Today, the NFIP covers over 5 million policy holders and provides nearly $1.3 trillion in coverage. The program is nominally funded through insurance premiums, and if necessary it can borrow money from the Treasury to be paid back with interest.

But providing insurance to an otherwise uninsurable market comes at a price: A 2011 report by the nonpartisan Government Accountability Office (GAO) found that 22 percent of NFIP's policies were issued at subsidized rates, about 40–45 percent of the cost of an unsubsidized policy. Between 2002 and 2013, the NFIP collected between $11 billion and $17 billion fewer in premiums than the market would have dictated.

As a result of charging premiums below market rate, the NFIP often runs over budget: In 2017, the program owed more than $30.4 billion to the Treasury, the maximum amount it's allowed to borrow. In order to cover payments for damage caused by Hurricanes Harvey, Irma, and Maria that year, Congress canceled $16 billion of the NFIP's debt. (The NFIP has made no further payments since then and currently owes more than $20.5 billion.)

The policies themselves don't make financial sense. NFIP policy holders are not limited in how many claims they can file or how much money they can receive. As a result, more than 150,000 properties nationwide have flooded multiple times and received NFIP reimbursement each time. According to statistics compiled by Pew, these so-called "repetitive loss properties" account for just 1 percent of NFIP policies but 25-30 percent of payouts. By 2009, about 10 percent of repetitive loss policies had received payouts worth more than the properties themselves.

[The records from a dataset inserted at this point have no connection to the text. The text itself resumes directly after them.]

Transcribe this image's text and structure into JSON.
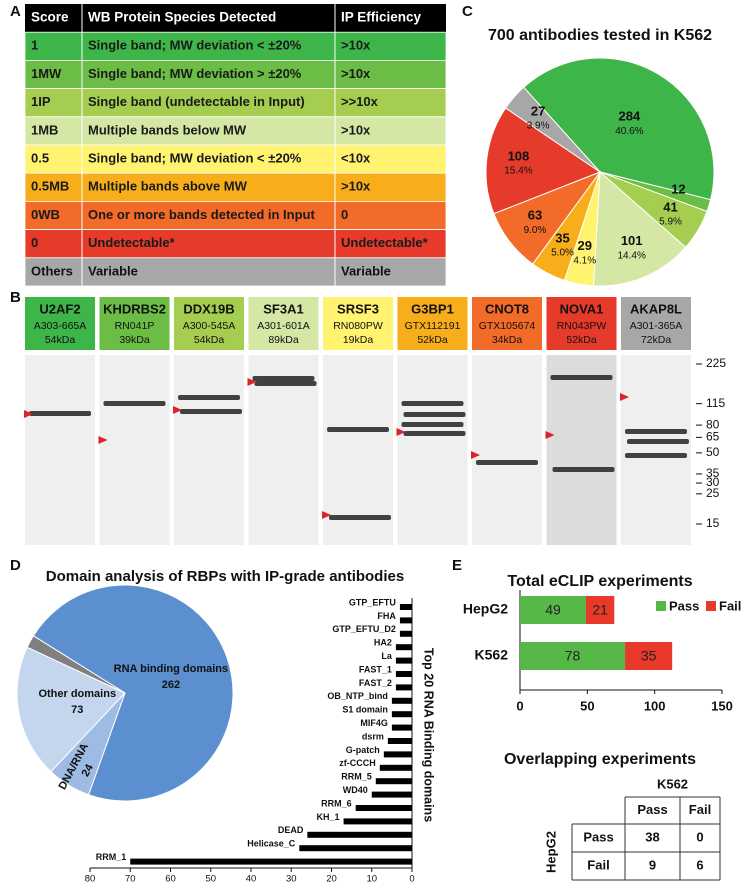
{
  "panel_labels": [
    "A",
    "B",
    "C",
    "D",
    "E"
  ],
  "score_table": {
    "header": [
      "Score",
      "WB Protein Species Detected",
      "IP Efficiency"
    ],
    "rows": [
      [
        "1",
        "Single band; MW deviation < ±20%",
        ">10x"
      ],
      [
        "1MW",
        "Single band; MW deviation > ±20%",
        ">10x"
      ],
      [
        "1IP",
        "Single band (undetectable in Input)",
        ">>10x"
      ],
      [
        "1MB",
        "Multiple bands below MW",
        ">10x"
      ],
      [
        "0.5",
        "Single band; MW deviation < ±20%",
        "<10x"
      ],
      [
        "0.5MB",
        "Multiple bands above MW",
        ">10x"
      ],
      [
        "0WB",
        "One or more bands detected in Input",
        "0"
      ],
      [
        "0",
        "Undetectable*",
        "Undetectable*"
      ],
      [
        "Others",
        "Variable",
        "Variable"
      ]
    ],
    "colors": [
      "#3db549",
      "#6cbd45",
      "#a5cd50",
      "#d5e7a4",
      "#fff370",
      "#f8ae1b",
      "#f26b28",
      "#e63a2b",
      "#a7a7a7"
    ]
  },
  "blots": {
    "lanes": [
      {
        "name": "U2AF2",
        "catalog": "A303-665A",
        "mw": "54kDa",
        "color": "#3db549"
      },
      {
        "name": "KHDRBS2",
        "catalog": "RN041P",
        "mw": "39kDa",
        "color": "#6cbd45"
      },
      {
        "name": "DDX19B",
        "catalog": "A300-545A",
        "mw": "54kDa",
        "color": "#a5cd50"
      },
      {
        "name": "SF3A1",
        "catalog": "A301-601A",
        "mw": "89kDa",
        "color": "#d5e7a4"
      },
      {
        "name": "SRSF3",
        "catalog": "RN080PW",
        "mw": "19kDa",
        "color": "#fff370"
      },
      {
        "name": "G3BP1",
        "catalog": "GTX112191",
        "mw": "52kDa",
        "color": "#f8ae1b"
      },
      {
        "name": "CNOT8",
        "catalog": "GTX105674",
        "mw": "34kDa",
        "color": "#f26b28"
      },
      {
        "name": "NOVA1",
        "catalog": "RN043PW",
        "mw": "52kDa",
        "color": "#e63a2b"
      },
      {
        "name": "AKAP8L",
        "catalog": "A301-365A",
        "mw": "72kDa",
        "color": "#a7a7a7"
      }
    ],
    "mw_ticks": [
      225,
      115,
      80,
      65,
      50,
      35,
      30,
      25,
      15
    ]
  },
  "chart_data": [
    {
      "type": "pie",
      "title": "700 antibodies tested in K562",
      "values": [
        284,
        12,
        41,
        101,
        29,
        35,
        63,
        108,
        27
      ],
      "percent_labels": [
        "40.6%",
        null,
        "5.9%",
        "14.4%",
        "4.1%",
        "5.0%",
        "9.0%",
        "15.4%",
        "3.9%"
      ],
      "colors": [
        "#3db549",
        "#6cbd45",
        "#a5cd50",
        "#d5e7a4",
        "#fff370",
        "#f8ae1b",
        "#f26b28",
        "#e63a2b",
        "#a7a7a7"
      ]
    },
    {
      "type": "pie",
      "title": "Domain analysis of RBPs with IP-grade antibodies",
      "categories": [
        "RNA binding domains",
        "DNA/RNA",
        "Other domains",
        null
      ],
      "values": [
        262,
        24,
        73,
        7
      ],
      "colors": [
        "#5b8fd0",
        "#9dbbe3",
        "#c4d6ee",
        "#808080"
      ]
    },
    {
      "type": "hbar",
      "y_label": "Top 20 RNA Binding domains",
      "categories": [
        "GTP_EFTU",
        "FHA",
        "GTP_EFTU_D2",
        "HA2",
        "La",
        "FAST_1",
        "FAST_2",
        "OB_NTP_bind",
        "S1 domain",
        "MIF4G",
        "dsrm",
        "G-patch",
        "zf-CCCH",
        "RRM_5",
        "WD40",
        "RRM_6",
        "KH_1",
        "DEAD",
        "Helicase_C",
        "RRM_1"
      ],
      "values": [
        3,
        3,
        3,
        4,
        4,
        4,
        4,
        5,
        5,
        5,
        6,
        7,
        8,
        9,
        10,
        14,
        17,
        26,
        28,
        70
      ],
      "xlim": [
        80,
        0
      ],
      "xticks": [
        80,
        70,
        60,
        50,
        40,
        30,
        20,
        10,
        0
      ],
      "color": "#000000"
    },
    {
      "type": "stacked_hbar",
      "title": "Total eCLIP experiments",
      "categories": [
        "HepG2",
        "K562"
      ],
      "series": [
        {
          "name": "Pass",
          "color": "#55b847",
          "values": [
            49,
            78
          ]
        },
        {
          "name": "Fail",
          "color": "#e8392a",
          "values": [
            21,
            35
          ]
        }
      ],
      "xlim": [
        0,
        150
      ],
      "xticks": [
        0,
        50,
        100,
        150
      ],
      "legend": "top-right"
    }
  ],
  "overlap_table": {
    "title": "Overlapping experiments",
    "col_header": "K562",
    "row_header": "HepG2",
    "columns": [
      "Pass",
      "Fail"
    ],
    "rows": [
      {
        "label": "Pass",
        "values": [
          38,
          0
        ]
      },
      {
        "label": "Fail",
        "values": [
          9,
          6
        ]
      }
    ]
  }
}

An insurance company's refusal to provide coverage in a high-risk area provides a disincentive to anyone who chooses to live there: When the inevitable happens, you'll be responsible for the damage yourself.

But when the government assumes the risk on an insurer's behalf and makes insurance cheaper than the market would dictate, it creates incentives for people to live in dangerous areas more likely to be battered by extreme weather events.

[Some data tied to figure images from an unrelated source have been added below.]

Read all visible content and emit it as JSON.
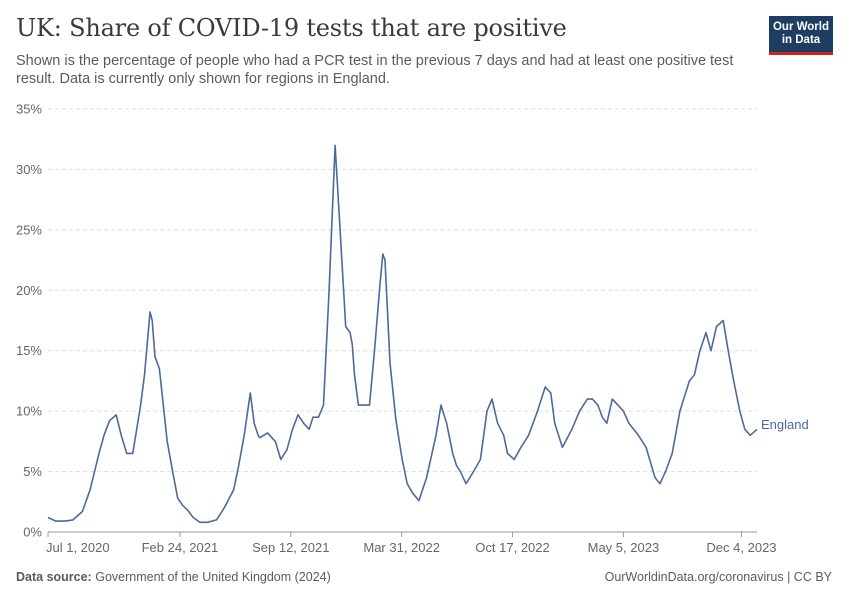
{
  "header": {
    "title": "UK: Share of COVID-19 tests that are positive",
    "subtitle": "Shown is the percentage of people who had a PCR test in the previous 7 days and had at least one positive test result. Data is currently only shown for regions in England.",
    "logo_line1": "Our World",
    "logo_line2": "in Data"
  },
  "footer": {
    "source_label": "Data source:",
    "source_text": "Government of the United Kingdom (2024)",
    "right_text": "OurWorldinData.org/coronavirus | CC BY"
  },
  "colors": {
    "series": "#4c6a9c",
    "logo_bg": "#1d3d63",
    "logo_accent": "#ce261e",
    "grid": "#dddddd"
  },
  "chart_data": {
    "type": "line",
    "title": "UK: Share of COVID-19 tests that are positive",
    "xlabel": "",
    "ylabel": "",
    "x_ticks": [
      "Jul 1, 2020",
      "Feb 24, 2021",
      "Sep 12, 2021",
      "Mar 31, 2022",
      "Oct 17, 2022",
      "May 5, 2023",
      "Dec 4, 2023"
    ],
    "y_ticks": [
      "0%",
      "5%",
      "10%",
      "15%",
      "20%",
      "25%",
      "30%",
      "35%"
    ],
    "ylim": [
      0,
      35
    ],
    "xlim": [
      "2020-07-01",
      "2024-01-01"
    ],
    "grid": "horizontal dashed",
    "series": [
      {
        "name": "England",
        "x": [
          "2020-07-01",
          "2020-07-15",
          "2020-08-01",
          "2020-08-15",
          "2020-09-01",
          "2020-09-15",
          "2020-10-01",
          "2020-10-10",
          "2020-10-20",
          "2020-11-01",
          "2020-11-10",
          "2020-11-20",
          "2020-12-01",
          "2020-12-08",
          "2020-12-15",
          "2020-12-22",
          "2021-01-01",
          "2021-01-05",
          "2021-01-10",
          "2021-01-18",
          "2021-01-25",
          "2021-02-01",
          "2021-02-10",
          "2021-02-20",
          "2021-03-01",
          "2021-03-10",
          "2021-03-20",
          "2021-04-01",
          "2021-04-15",
          "2021-05-01",
          "2021-05-15",
          "2021-06-01",
          "2021-06-10",
          "2021-06-20",
          "2021-07-01",
          "2021-07-08",
          "2021-07-15",
          "2021-07-18",
          "2021-07-25",
          "2021-08-01",
          "2021-08-15",
          "2021-08-25",
          "2021-09-05",
          "2021-09-15",
          "2021-09-25",
          "2021-10-05",
          "2021-10-15",
          "2021-10-22",
          "2021-11-01",
          "2021-11-10",
          "2021-11-20",
          "2021-12-01",
          "2021-12-10",
          "2021-12-20",
          "2021-12-28",
          "2022-01-01",
          "2022-01-05",
          "2022-01-12",
          "2022-01-20",
          "2022-02-01",
          "2022-02-10",
          "2022-02-20",
          "2022-02-25",
          "2022-03-01",
          "2022-03-10",
          "2022-03-20",
          "2022-03-25",
          "2022-04-01",
          "2022-04-10",
          "2022-04-20",
          "2022-05-01",
          "2022-05-15",
          "2022-06-01",
          "2022-06-10",
          "2022-06-20",
          "2022-07-01",
          "2022-07-08",
          "2022-07-15",
          "2022-07-25",
          "2022-08-05",
          "2022-08-20",
          "2022-09-01",
          "2022-09-10",
          "2022-09-20",
          "2022-10-01",
          "2022-10-08",
          "2022-10-20",
          "2022-11-01",
          "2022-11-15",
          "2022-12-01",
          "2022-12-15",
          "2022-12-25",
          "2023-01-01",
          "2023-01-15",
          "2023-02-01",
          "2023-02-15",
          "2023-03-01",
          "2023-03-10",
          "2023-03-20",
          "2023-03-28",
          "2023-04-05",
          "2023-04-15",
          "2023-04-25",
          "2023-05-05",
          "2023-05-15",
          "2023-06-01",
          "2023-06-15",
          "2023-07-01",
          "2023-07-10",
          "2023-07-20",
          "2023-08-01",
          "2023-08-15",
          "2023-09-01",
          "2023-09-10",
          "2023-09-20",
          "2023-10-01",
          "2023-10-10",
          "2023-10-20",
          "2023-11-01",
          "2023-11-10",
          "2023-11-20",
          "2023-12-01",
          "2023-12-10",
          "2023-12-20",
          "2024-01-01"
        ],
        "values": [
          1.2,
          0.9,
          0.9,
          1.0,
          1.7,
          3.5,
          6.5,
          8.0,
          9.2,
          9.7,
          8.0,
          6.5,
          6.5,
          8.5,
          10.5,
          13.0,
          18.2,
          17.5,
          14.5,
          13.5,
          10.5,
          7.5,
          5.2,
          2.8,
          2.2,
          1.8,
          1.2,
          0.8,
          0.8,
          1.0,
          2.0,
          3.5,
          5.5,
          8.0,
          11.5,
          9.0,
          8.0,
          7.8,
          8.0,
          8.2,
          7.5,
          6.0,
          6.8,
          8.5,
          9.7,
          9.0,
          8.5,
          9.5,
          9.5,
          10.5,
          20.0,
          32.0,
          25.0,
          17.0,
          16.5,
          15.5,
          13.0,
          10.5,
          10.5,
          10.5,
          15.0,
          20.5,
          23.0,
          22.5,
          14.0,
          9.5,
          8.0,
          6.0,
          4.0,
          3.2,
          2.6,
          4.5,
          8.0,
          10.5,
          9.0,
          6.5,
          5.5,
          5.0,
          4.0,
          4.8,
          6.0,
          10.0,
          11.0,
          9.0,
          8.0,
          6.5,
          6.0,
          7.0,
          8.0,
          10.0,
          12.0,
          11.5,
          9.0,
          7.0,
          8.5,
          10.0,
          11.0,
          11.0,
          10.5,
          9.5,
          9.0,
          11.0,
          10.5,
          10.0,
          9.0,
          8.0,
          7.0,
          4.5,
          4.0,
          5.0,
          6.5,
          10.0,
          12.5,
          13.0,
          15.0,
          16.5,
          15.0,
          17.0,
          17.5,
          15.0,
          12.5,
          10.0,
          8.5,
          8.0,
          8.5
        ]
      }
    ]
  }
}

There is evidence that NFIP's artificially cheaper policies have done exactly that. A 2018 study by Abigail Peralta of Louisiana State University and Jonathan Scott of the University of California, Berkeley, found that after a county joins NFIP, its relative population "increases by 4 to 5 percent" as residents stay in high-risk areas as opposed to moving away.

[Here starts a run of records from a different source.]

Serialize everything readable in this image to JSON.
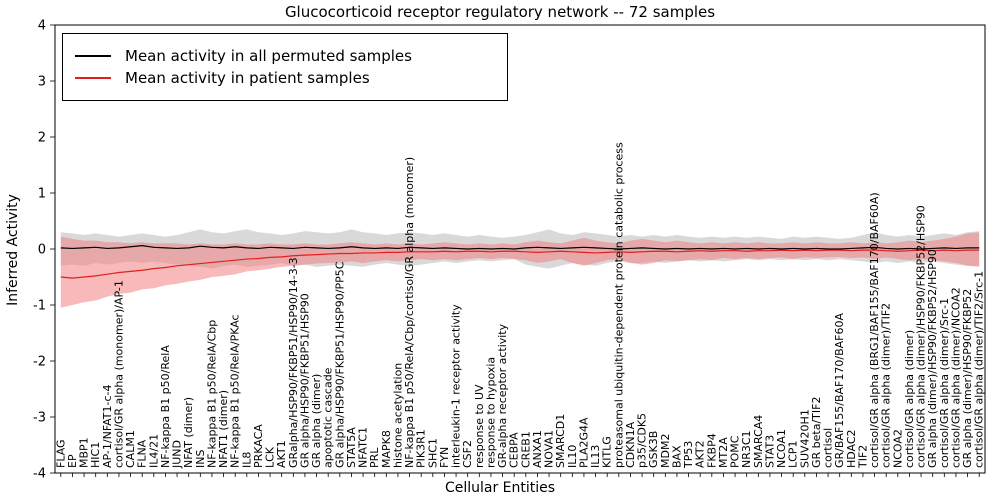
{
  "chart": {
    "title": "Glucocorticoid receptor regulatory network -- 72 samples",
    "xlabel": "Cellular Entities",
    "ylabel": "Inferred Activity",
    "legend": [
      {
        "label": "Mean activity in all permuted samples",
        "color": "#000000"
      },
      {
        "label": "Mean activity in patient samples",
        "color": "#e02020"
      }
    ]
  },
  "chart_data": {
    "type": "line",
    "title": "Glucocorticoid receptor regulatory network -- 72 samples",
    "xlabel": "Cellular Entities",
    "ylabel": "Inferred Activity",
    "ylim": [
      -4,
      4
    ],
    "yticks": [
      -4,
      -3,
      -2,
      -1,
      0,
      1,
      2,
      3,
      4
    ],
    "grid": false,
    "legend_position": "upper left",
    "categories": [
      "FLAG",
      "EP",
      "MBP1",
      "HIC1",
      "AP-1/NFAT1-c-4",
      "cortisol/GR alpha (monomer)/AP-1",
      "CALM1",
      "FLNA",
      "IL4/21",
      "NF-kappa B1 p50/RelA",
      "JUND",
      "NFAT (dimer)",
      "INS",
      "NF-kappa B1 p50/RelA/Cbp",
      "NFAT1 (dimer)",
      "NF-kappa B1 p50/RelA/PKAc",
      "IL8",
      "PRKACA",
      "LCK",
      "AKT1",
      "GRalpha/HSP90/FKBP51/HSP90/14-3-3",
      "GR alpha/HSP90/FKBP51/HSP90",
      "GR alpha (dimer)",
      "apoptotic cascade",
      "GR alpha/HSP90/FKBP51/HSP90/PP5C",
      "STAT5A",
      "NFATC1",
      "PRL",
      "MAPK8",
      "histone acetylation",
      "NF-kappa B1 p50/RelA/Cbp/cortisol/GR alpha (monomer)",
      "PIK3R1",
      "SHC1",
      "FYN",
      "interleukin-1 receptor activity",
      "CSF2",
      "response to UV",
      "response to hypoxia",
      "GR-alpha receptor activity",
      "CEBPA",
      "CREB1",
      "ANXA1",
      "NOVA1",
      "SMARCD1",
      "IL10",
      "PLA2G4A",
      "IL13",
      "KITLG",
      "proteasomal ubiquitin-dependent protein catabolic process",
      "CDKN1A",
      "p35/CDK5",
      "GSK3B",
      "MDM2",
      "BAX",
      "TP53",
      "AKT2",
      "FKBP4",
      "MT2A",
      "POMC",
      "NR3C1",
      "SMARCA4",
      "STAT3",
      "NCOA1",
      "LCP1",
      "SUV420H1",
      "GR beta/TIF2",
      "cortisol",
      "GR/BAF155/BAF170/BAF60A",
      "HDAC2",
      "TIF2",
      "cortisol/GR alpha (BRG1/BAF155/BAF170/BAF60A)",
      "cortisol/GR alpha (dimer)/TIF2",
      "NCOA2",
      "cortisol/GR alpha (dimer)",
      "cortisol/GR alpha (dimer)/HSP90/FKBP52/HSP90",
      "GR alpha (dimer)/HSP90/FKBP52/HSP90",
      "cortisol/GR alpha (dimer)/Src-1",
      "cortisol/GR alpha (dimer)/NCOA2",
      "GR alpha (dimer)/HSP90/FKBP52",
      "cortisol/GR alpha (dimer)/TIF2/Src-1"
    ],
    "series": [
      {
        "name": "Mean activity in all permuted samples",
        "color": "#000000",
        "band_color": "#aaaaaa",
        "band_opacity": 0.45,
        "values": [
          0.02,
          0.01,
          0.02,
          0.03,
          0.01,
          0.02,
          0.04,
          0.06,
          0.03,
          0.02,
          0.01,
          0.02,
          0.05,
          0.03,
          0.02,
          0.04,
          0.02,
          0.01,
          0.03,
          0.02,
          0.01,
          0.03,
          0.02,
          0.01,
          0.02,
          0.04,
          0.02,
          0.01,
          0.02,
          0.01,
          0.03,
          0.02,
          0.01,
          0.02,
          0.01,
          0.0,
          0.01,
          0.0,
          0.01,
          0.0,
          0.02,
          0.03,
          0.02,
          0.01,
          0.02,
          0.03,
          0.02,
          0.01,
          0.0,
          0.01,
          0.02,
          0.01,
          0.0,
          0.01,
          0.0,
          0.01,
          0.0,
          0.01,
          0.0,
          0.01,
          0.0,
          0.01,
          0.0,
          0.01,
          0.0,
          0.01,
          0.0,
          0.0,
          0.01,
          0.02,
          0.03,
          0.01,
          0.0,
          0.01,
          0.0,
          0.01,
          0.02,
          0.01,
          0.02,
          0.02
        ],
        "band_upper": [
          0.3,
          0.28,
          0.25,
          0.28,
          0.25,
          0.22,
          0.25,
          0.28,
          0.25,
          0.22,
          0.25,
          0.3,
          0.35,
          0.3,
          0.28,
          0.32,
          0.35,
          0.3,
          0.28,
          0.25,
          0.28,
          0.32,
          0.3,
          0.28,
          0.3,
          0.35,
          0.3,
          0.28,
          0.25,
          0.28,
          0.3,
          0.28,
          0.25,
          0.28,
          0.25,
          0.22,
          0.25,
          0.22,
          0.2,
          0.22,
          0.25,
          0.3,
          0.35,
          0.28,
          0.25,
          0.3,
          0.28,
          0.25,
          0.22,
          0.25,
          0.22,
          0.25,
          0.22,
          0.25,
          0.22,
          0.2,
          0.22,
          0.2,
          0.22,
          0.2,
          0.22,
          0.2,
          0.18,
          0.22,
          0.2,
          0.22,
          0.2,
          0.18,
          0.2,
          0.25,
          0.3,
          0.25,
          0.22,
          0.25,
          0.22,
          0.25,
          0.28,
          0.25,
          0.3,
          0.32
        ],
        "band_lower": [
          -0.3,
          -0.28,
          -0.3,
          -0.25,
          -0.28,
          -0.25,
          -0.22,
          -0.25,
          -0.22,
          -0.25,
          -0.28,
          -0.3,
          -0.32,
          -0.35,
          -0.3,
          -0.28,
          -0.32,
          -0.3,
          -0.28,
          -0.25,
          -0.3,
          -0.28,
          -0.32,
          -0.3,
          -0.28,
          -0.3,
          -0.32,
          -0.28,
          -0.25,
          -0.28,
          -0.3,
          -0.28,
          -0.25,
          -0.22,
          -0.25,
          -0.22,
          -0.2,
          -0.22,
          -0.2,
          -0.18,
          -0.28,
          -0.32,
          -0.35,
          -0.3,
          -0.25,
          -0.28,
          -0.3,
          -0.25,
          -0.22,
          -0.25,
          -0.25,
          -0.22,
          -0.25,
          -0.22,
          -0.2,
          -0.22,
          -0.2,
          -0.22,
          -0.2,
          -0.18,
          -0.2,
          -0.18,
          -0.2,
          -0.18,
          -0.2,
          -0.18,
          -0.2,
          -0.18,
          -0.2,
          -0.22,
          -0.25,
          -0.22,
          -0.25,
          -0.22,
          -0.25,
          -0.22,
          -0.25,
          -0.28,
          -0.3,
          -0.3
        ]
      },
      {
        "name": "Mean activity in patient samples",
        "color": "#e02020",
        "band_color": "#f08080",
        "band_opacity": 0.55,
        "values": [
          -0.5,
          -0.52,
          -0.5,
          -0.48,
          -0.45,
          -0.42,
          -0.4,
          -0.38,
          -0.35,
          -0.33,
          -0.3,
          -0.28,
          -0.26,
          -0.24,
          -0.22,
          -0.2,
          -0.18,
          -0.17,
          -0.15,
          -0.14,
          -0.12,
          -0.11,
          -0.1,
          -0.09,
          -0.08,
          -0.08,
          -0.07,
          -0.07,
          -0.06,
          -0.06,
          -0.05,
          -0.05,
          -0.05,
          -0.04,
          -0.05,
          -0.04,
          -0.04,
          -0.05,
          -0.04,
          -0.04,
          -0.05,
          -0.06,
          -0.05,
          -0.04,
          -0.05,
          -0.06,
          -0.07,
          -0.06,
          -0.05,
          -0.06,
          -0.05,
          -0.04,
          -0.04,
          -0.05,
          -0.04,
          -0.03,
          -0.04,
          -0.03,
          -0.03,
          -0.04,
          -0.03,
          -0.03,
          -0.02,
          -0.03,
          -0.02,
          -0.03,
          -0.02,
          -0.02,
          -0.03,
          -0.02,
          -0.02,
          -0.03,
          -0.04,
          -0.03,
          -0.02,
          -0.03,
          -0.02,
          -0.03,
          -0.02,
          -0.02
        ],
        "band_upper": [
          0.22,
          0.18,
          0.15,
          0.15,
          0.12,
          0.12,
          0.1,
          0.12,
          0.1,
          0.1,
          0.1,
          0.08,
          0.1,
          0.08,
          0.08,
          0.1,
          0.08,
          0.08,
          0.1,
          0.08,
          0.08,
          0.1,
          0.08,
          0.08,
          0.1,
          0.12,
          0.1,
          0.08,
          0.1,
          0.08,
          0.1,
          0.08,
          0.1,
          0.12,
          0.1,
          0.08,
          0.1,
          0.08,
          0.1,
          0.08,
          0.12,
          0.15,
          0.12,
          0.1,
          0.15,
          0.2,
          0.15,
          0.12,
          0.1,
          0.15,
          0.18,
          0.15,
          0.12,
          0.15,
          0.12,
          0.1,
          0.12,
          0.1,
          0.12,
          0.1,
          0.12,
          0.1,
          0.1,
          0.12,
          0.1,
          0.12,
          0.1,
          0.1,
          0.12,
          0.1,
          0.12,
          0.1,
          0.12,
          0.15,
          0.12,
          0.15,
          0.18,
          0.22,
          0.28,
          0.3
        ],
        "band_lower": [
          -1.05,
          -1.0,
          -0.95,
          -0.92,
          -0.85,
          -0.8,
          -0.78,
          -0.72,
          -0.7,
          -0.65,
          -0.62,
          -0.58,
          -0.55,
          -0.5,
          -0.48,
          -0.45,
          -0.4,
          -0.38,
          -0.35,
          -0.32,
          -0.3,
          -0.28,
          -0.26,
          -0.25,
          -0.24,
          -0.22,
          -0.25,
          -0.22,
          -0.2,
          -0.22,
          -0.2,
          -0.18,
          -0.2,
          -0.18,
          -0.2,
          -0.18,
          -0.16,
          -0.18,
          -0.16,
          -0.18,
          -0.2,
          -0.25,
          -0.22,
          -0.18,
          -0.25,
          -0.3,
          -0.25,
          -0.2,
          -0.18,
          -0.25,
          -0.28,
          -0.25,
          -0.2,
          -0.22,
          -0.2,
          -0.18,
          -0.2,
          -0.16,
          -0.18,
          -0.16,
          -0.18,
          -0.16,
          -0.15,
          -0.18,
          -0.15,
          -0.16,
          -0.15,
          -0.14,
          -0.16,
          -0.15,
          -0.18,
          -0.15,
          -0.18,
          -0.2,
          -0.18,
          -0.2,
          -0.22,
          -0.25,
          -0.3,
          -0.32
        ]
      }
    ]
  }
}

But for subsidized insurance policies, market forces would be driving people away from living in dangerous areas.

NFIP policies are also more likely to benefit wealthier people with more expensive properties. A 2007 Congressional Budget Office paper found that the median value of an NFIP property was as much as 2.5 times higher than the national average; it also found that 23 percent were not the owner's primary residence. Nearly 80 percent of NFIP policies are located in counties that rank in the top 20 percent of income. And a 2016 study in the Stanford Law Review found that "people who live in wealthier zip codes, receive larger subsidies, both in absolute magnitude and as a percent of their premium."

Two decades ago, John Stossel relayed the story of his beach house in the Hamptons, built on the edge of the water and insured for just a few hundred dollars a year through NFIP. It was fully or partially rebuilt multiple times over the years before finally getting washed away in a storm, with taxpayers footing the bill each time.

As the 2023 hurricane season gets underway, it's high time for Congress to end the NFIP—a program that goes billions of dollars into debt providing subsidies to keep mostly wealthy people living in high-risk areas.